Doch als die Politik den Vorstoß der Zivilgesellschaft aufnahm, änderte sich das Projekt und wuchs zur Idee eines „Deutsch-Polnischen Hauses“ mit den drei Elementen Gedenken, Information und Begegnung. Als Ort mit Symbolkraft wurde das Gelände der Krolloper gewählt. Dort war nach dem Reichstagsbrand der provisorische Sitz des Parlaments. Dort hörten die Abgeordneten am 1. September 1939 Hitlers Rede zum Angriff auf Polen.

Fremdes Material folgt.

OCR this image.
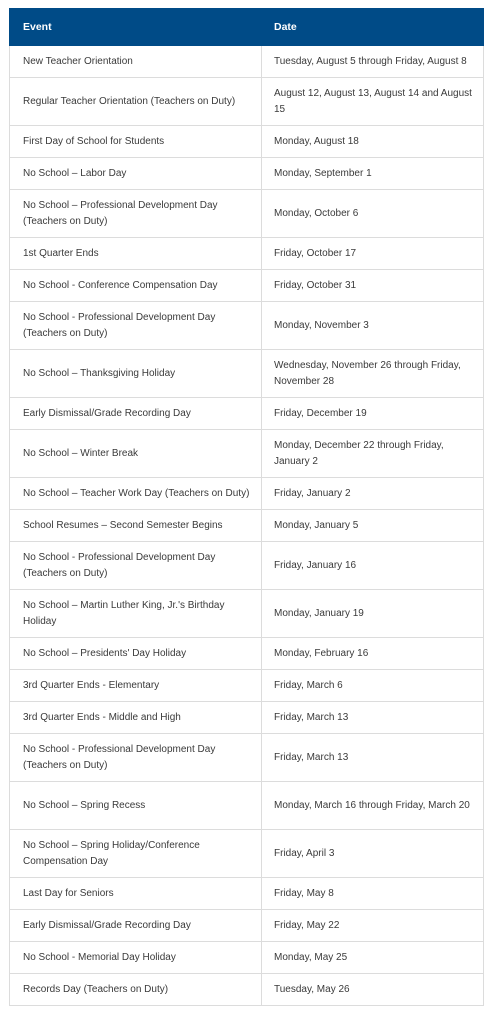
Event	Date
New Teacher Orientation	Tuesday, August 5 through Friday, August 8
Regular Teacher Orientation (Teachers on Duty)	August 12, August 13, August 14 and August 15
First Day of School for Students	Monday, August 18
No School – Labor Day	Monday, September 1
No School – Professional Development Day (Teachers on Duty)	Monday, October 6
1st Quarter Ends	Friday, October 17
No School - Conference Compensation Day	Friday, October 31
No School - Professional Development Day (Teachers on Duty)	Monday, November 3
No School – Thanksgiving Holiday	Wednesday, November 26 through Friday, November 28
Early Dismissal/Grade Recording Day	Friday, December 19
No School – Winter Break	Monday, December 22 through Friday, January 2
No School – Teacher Work Day (Teachers on Duty)	Friday, January 2
School Resumes – Second Semester Begins	Monday, January 5
No School - Professional Development Day (Teachers on Duty)	Friday, January 16
No School – Martin Luther King, Jr.'s Birthday Holiday	Monday, January 19
No School – Presidents' Day Holiday	Monday, February 16
3rd Quarter Ends - Elementary	Friday, March 6
3rd Quarter Ends - Middle and High	Friday, March 13
No School - Professional Development Day (Teachers on Duty)	Friday, March 13
No School – Spring Recess	Monday, March 16 through Friday, March 20
No School – Spring Holiday/Conference Compensation Day	Friday, April 3
Last Day for Seniors	Friday, May 8
Early Dismissal/Grade Recording Day	Friday, May 22
No School - Memorial Day Holiday	Monday, May 25
Records Day (Teachers on Duty)	Tuesday, May 26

Kulturstaatsminister Wolfram Weimer würdigte den Platz als „Ort, wo Worte zu Waffen wurden“. Der provisorische „Stein unter einem Wildapfelbaum, der blühen und Früchte tragen soll, ist ein Wegzeichen, das den weiteren Weg weist, den Polen und Deutsche zusammen gehen wollen.“
Der Regierende Bürgermeister Kai Wegner dankte den Initiatoren: „Ohne ihre Hartnäckigkeit wären wir nicht hier. Wir schließen eine Lücke in der Gedenkkultur Berlins.“
Hanna Wróblewska, Ministerin für Kultur und Nationales Erbe der Republik Polen, dankte für den Gedenkort. „Es gibt wohl keine polnische Familie, die die Folgen der deutschen Besatzung 1939 bis 1945 nicht persönlich gespürt hat.“ Sie zitierte den polnischen Lyriker Zbigniew Herbert: „Ein Volk, das sein Gedächtnis verliert, verliert sein Gewissen.“ Sie hoffe, dass das Mahnmal zu einem weiteren Stützpfeiler der Nachbarschaft werde.

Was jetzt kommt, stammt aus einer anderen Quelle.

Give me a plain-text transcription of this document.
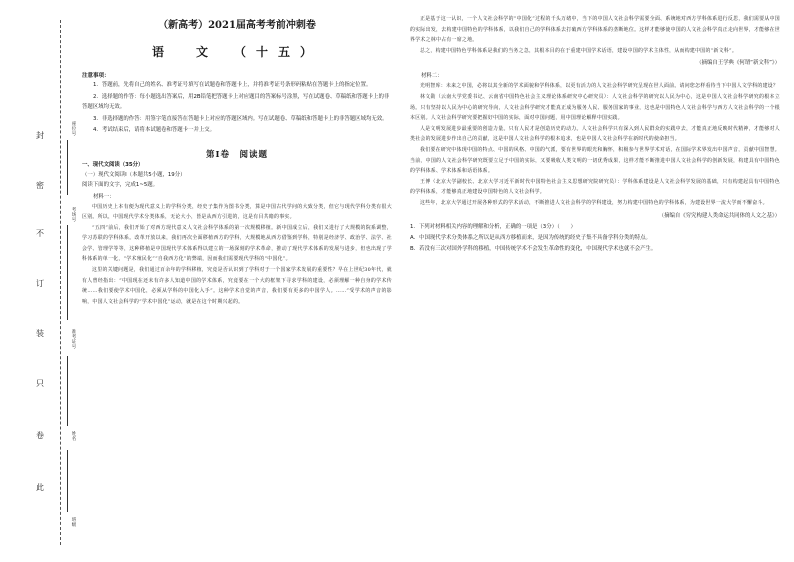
封
密
不
订
装
只
卷
此
座位号
考场号
准考证号
姓名
班级
（新高考）2021届高考考前冲刺卷
语　文　（十五）
注意事项：
1．答题前，先将自己的姓名、准考证号填写在试题卷和答题卡上，并将准考证号条形码粘贴在答题卡上的指定位置。
2．选择题的作答：每小题选出答案后，用2B铅笔把答题卡上对应题目的答案标号涂黑，写在试题卷、草稿纸和答题卡上的非答题区域均无效。
3．非选择题的作答：用签字笔直接答在答题卡上对应的答题区域内。写在试题卷、草稿纸和答题卡上的非答题区域均无效。
4．考试结束后，请将本试题卷和答题卡一并上交。
第Ⅰ卷　阅读题
一、现代文阅读（35分）
（一）现代文阅读Ⅰ（本题共5小题，19分）
阅读下面的文字，完成1~5题。
材料一：
中国历史上本有便为现代意义上的学科分类，经史子集作为图书分类，算是中国古代学问的大致分类，但它与现代学科分类有很大区别。所以，中国现代学术分类体系，无论大小，皆是从西方引进的，这是有目共睹的事实。
“五四”前后，我们开始了对西方现代意义人文社会科学体系的第一次规模移植。新中国成立后，我们又进行了大规模的院系调整，学习苏联的学科体系。改革开放以来，我们再次全面移植西方的学科，大规模地从西方借鉴到学科，特别是经济学、政治学、法学、社会学、管理学等等，这种移植是中国现代学术体系得以建立的一场深刻的学术革命，推动了现代学术体系的发展与进步，但也出现了学科体系的单一化，“学术殖民化”“自我西方化”的弊端，因而我们需要现代学科的“中国化”。
这里的关键问题是，我们通过百余年的学科移植，究竟是否认识到了学科对于一个国家学术发展的重要性？早在上世纪30年代，就有人曾经指出：“中国现在还未有许多人知道中国的学术体系，究竟要在一个大的框架下寻求学科的建设，必须理解一种自身的学术传统……我们要使学术中国化，必须从学科的中国化入手”。这种学术自觉的声音，我们要有更多的中国学人。……”受学术的声音的影响，中国人文社会科学的“学术中国化”运动，就是在这个时期兴起的。
正是基于这一认识，一个人文社会科学的“中国化”过程的千头万绪中，当下的中国人文社会科学需要全面、系统地对西方学科体系进行反思，我们需要从中国的实际出发，去构建中国特色的学科体系，以我们自己的学科体系去打破西方学科体系的垄断地位。这样才能够使中国的人文社会科学真正走向世界，才能够在世界学术之林中占有一席之地。
总之，构建中国特色学科体系是我们的当务之急，其根本目的在于重建中国学术话语，建设中国的学术主体性，从而构建中国的“新文科”。
（摘编自王学典《何谓“新文科”》）
材料二：
光明智库：未来之中国，必将以其全新的学术面貌和学科体系，以更有活力的人文社会科学研究呈现在世人面前。请问您怎样看待当下中国人文学科的建设？
林文勋（云南大学党委书记、云南省中国特色社会主义理论体系研究中心研究员）：人文社会科学的研究以人民为中心，这是中国人文社会科学研究的根本立场。只有坚持以人民为中心的研究导向，人文社会科学研究才能真正成为服务人民、服务国家的事业，这也是中国特色人文社会科学与西方人文社会科学的一个根本区别。人文社会科学研究要把握好中国的实际，面对中国问题，用中国理论解释中国实践。
人是文明发展进步最重要的创造力量。只有人民才是创造历史的动力。人文社会科学只有深入到人民群众的实践中去，才能真正地反映时代精神，才能够对人类社会的发展进步作出自己的贡献，这是中国人文社会科学的根本追求，也是中国人文社会科学在新时代的使命担当。
我们要在研究中体现中国的特点、中国的风格、中国的气派，要有世界的眼光和胸怀，积极参与世界学术对话，在国际学术界发出中国声音，贡献中国智慧。当前，中国的人文社会科学研究既要立足于中国的实际，又要吸收人类文明的一切优秀成果，这样才能不断推进中国人文社会科学的创新发展，构建具有中国特色的学科体系、学术体系和话语体系。
王博（北京大学副校长、北京大学习近平新时代中国特色社会主义思想研究院研究员）：学科体系建设是人文社会科学发展的基础，只有构建起具有中国特色的学科体系，才能够真正地建设中国特色的人文社会科学。
这些年，北京大学通过开展各种形式的学术活动，不断推进人文社会科学的学科建设，努力构建中国特色的学科体系，为建设世界一流大学而不懈奋斗。
（摘编自《穷究构建人类命运共同体的人文之基》）
1．下列对材料相关内容的理解和分析，正确的一项是（3分）（　　）
A．中国现代学术分类体系之所以是从西方移植而来，是因为传统的经史子集不具备学科分类的特点。
B．若没有三次对国外学科的移植，中国传统学术不会发生革命性的变化，中国现代学术也就不会产生。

Polen-Koordinator Abraham erinnerte daran, dass eine breite Mehrheit im Bundestag für das Projekt gestimmt hat. Nur die AfD habe den Antrag nicht unterstützt. „Deutschland hat einen Weg gefunden, das Erinnern auszudrücken. Und einen Ort.“
Dann hatten die Initiatoren das Wort. Rita Süssmuth dankte „allen, die durchgehalten haben trotz der Debatten, welches Projekt wir unterstützen: das ursprüngliche oder das des Bundestags?“
Mausbach erinnerte an Polens früheren Außenminister Wladyslaw Bartoszewski. „Er wollte das Mahnmal, aber eines wollte er noch mehr: Verständigung und Freundschaft zwischen Deutschen und Polen.“ Bingen mahnte: „Dies ist ein Findling, ein ungeschliffener Stein. Und ein Stolperstein, bis das endgültige Mahnmal steht.“
Thierse erinnerte daran, „dass ich im Krieg in Breslau geboren bin. Ich bin aufgewachsen im Bewusstsein des Verlusts der Heimat, aber im Wissen, wer die Verantwortung dafür trägt: wir Deutschen.“ In der DDR habe er „gesehen, wie von oben angeordnete Verständigung misslingt. Sie muss von der Zivilgesellschaft getragen werden.“ Das wünsche er sich für den Gedenkort Polen.